Para quem sai de Criciúma, há apenas oito quilômetros de estrada de chão para chegar na Solidão, justamente os últimos oito, que ligam a BR-101 gaúcha ao centro da vila. É um trecho arenoso, onde em determinados pontos é necessário acelerar no tempo certo para não atolar. Mas, em geral, é um acesso razoável. “Sou do tempo em que não havia asfalto de Capivari do Sul em diante”, recorda Sílvio Laguna. Eram 80 quilômetros de areia e lama. “Uma vez, fiquei atolado com o caminhão cheio de peixe. Eram umas onze da noite, e só restava esperar. Lá pelas quantas, veio aquela luz sacolejando na estrada no meio da areia. Era um trator. Me salvou e eu presenteei o amigo com uma caixa de peixe”, diz Sílvio, aos risos.
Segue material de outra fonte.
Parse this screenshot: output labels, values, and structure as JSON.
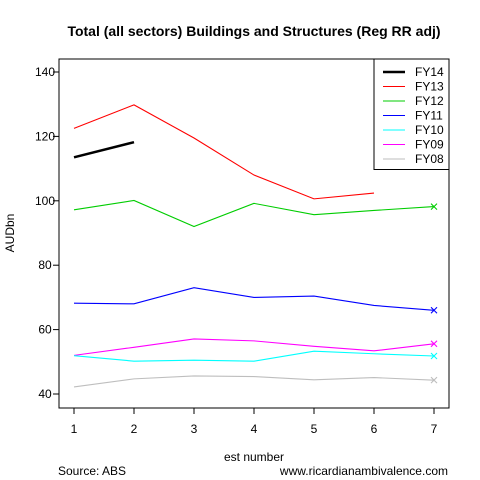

Mas as dificuldades não parecem abater nem inibir os pescadores, seja os profissionais, seja os de ocasião. “É uma praia democrática, simples, rústica, com muito peixe na mesa e esse cheiro de mar”, define Silvano, antes de voltar para entregar o sogro às lides do comércio que a família mantém em Gravataí. “Descobri com amigos, e nunca mais deixei de ir. Há um mês, dei sorte e pesquei cem quilos de tainhota em dois dias. Espero repetir agora”, anuncia Wagner, que já se prepara para mais uma semanada na Solidão. Muito peixe consumido por aqui vem de lá. “Independente da estação, vamos lá buscar peixe. O inverno é terrível, muito vento e perigoso no mar, Mas continuamos tendo a Solidão como fonte”, enaltece Sílvio Laguna.

Lugar simples, com
muito afeto

Com tantos desafios impostos pela natureza, é o lado humano que ameniza o cenário do Farol da Solidão. “É um povo que nos recebe tão bem que, se precisar eles nos entregam o cobertor deles, e não nos deixam ir embora”, define Wagner. Logo, não é por frio nem por falta de aconchego que a vila deixa de ter visitantes. O tempo parece correr em outro tempo, sem a celeridade das cidades, sem o ruído das máquinas, sem a fumaça da poluição. E com o compasso do já velho farol, referência da antiga praia, sinal para os navegantes, que toda noite brilha em direção ao alto mar indicando que a costa está ali. E anunciando que, no dia seguinte, tudo começará de novo. Em paz.